In a surprise weekend visit, former King Constantine arrived in Athens with his family on Saturday on a flight from Italy, thus avoiding potentially embarrassing passport controls at Athens’s Eleftherios Venizelos airport.

Constantine, accompanied by his Danish wife Anna-Maria, and their children, Nicholas, Paul and Alexia, visited the graves of his parents in the Tatoi former royal estate for a memorial service, passed by his old school and made a lightning tour of Athens in a coach before flying for Spain at 2 p.m. yesterday.

The former king’s 26-hour sojourn in Greece — the third since he fled the country in December 1967 after an unsuccessful bid to overthrow the eight-month old military dictatorship — caused a media frenzy but was played down by the government.

“We should pay no attention,” said Culture Minister Evangelos Venizelos, the architect of a 1994 law that allowed the seizure of the 62-year-old former monarch’s Greek estates. Constantine successfully fought back in the European Court of Human Rights, which in November awarded him 12 million euros in compensation.

Constantine arrived just after noon on an Alitalia flight from Milan, on which he was booked as Constantine De Grecia. As Italy and Greece have both signed the Schengen treaty on abolishing border passport controls, this spared him the embarrassment of having his identity checked at Athens Airport. The government refuses to issue the former monarch a Greek passport, insisting that he must first adopt a surname and abandon any claim to the throne.

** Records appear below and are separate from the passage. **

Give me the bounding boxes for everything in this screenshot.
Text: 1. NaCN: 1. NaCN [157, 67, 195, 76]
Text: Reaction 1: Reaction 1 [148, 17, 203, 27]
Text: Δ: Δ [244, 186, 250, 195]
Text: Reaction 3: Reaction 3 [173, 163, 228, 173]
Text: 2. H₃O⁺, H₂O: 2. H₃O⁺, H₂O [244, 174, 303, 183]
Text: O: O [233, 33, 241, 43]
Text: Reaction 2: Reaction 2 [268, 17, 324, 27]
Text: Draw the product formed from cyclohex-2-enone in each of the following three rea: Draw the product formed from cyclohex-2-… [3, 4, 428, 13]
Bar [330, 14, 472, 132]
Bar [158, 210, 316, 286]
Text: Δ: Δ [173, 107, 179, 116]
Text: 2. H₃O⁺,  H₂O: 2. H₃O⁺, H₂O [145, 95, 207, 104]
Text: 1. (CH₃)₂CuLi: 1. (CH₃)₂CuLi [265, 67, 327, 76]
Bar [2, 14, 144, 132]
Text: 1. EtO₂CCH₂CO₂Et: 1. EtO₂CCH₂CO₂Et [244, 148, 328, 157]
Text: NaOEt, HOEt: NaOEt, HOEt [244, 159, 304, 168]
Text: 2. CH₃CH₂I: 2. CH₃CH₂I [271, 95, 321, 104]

The monarchy was abolished following a 1974 referendum.

“There is no issue,” government spokesman Christos Protopappas said. “The former king is one of the millions of European visitors who came or will come to Greece in 2003.”

After Saturday’s service at King Paul and Queen Frederiki’s graves — where he was greeted by well-wishers — yesterday Constantine visited the Anavryta College grounds where he attended school.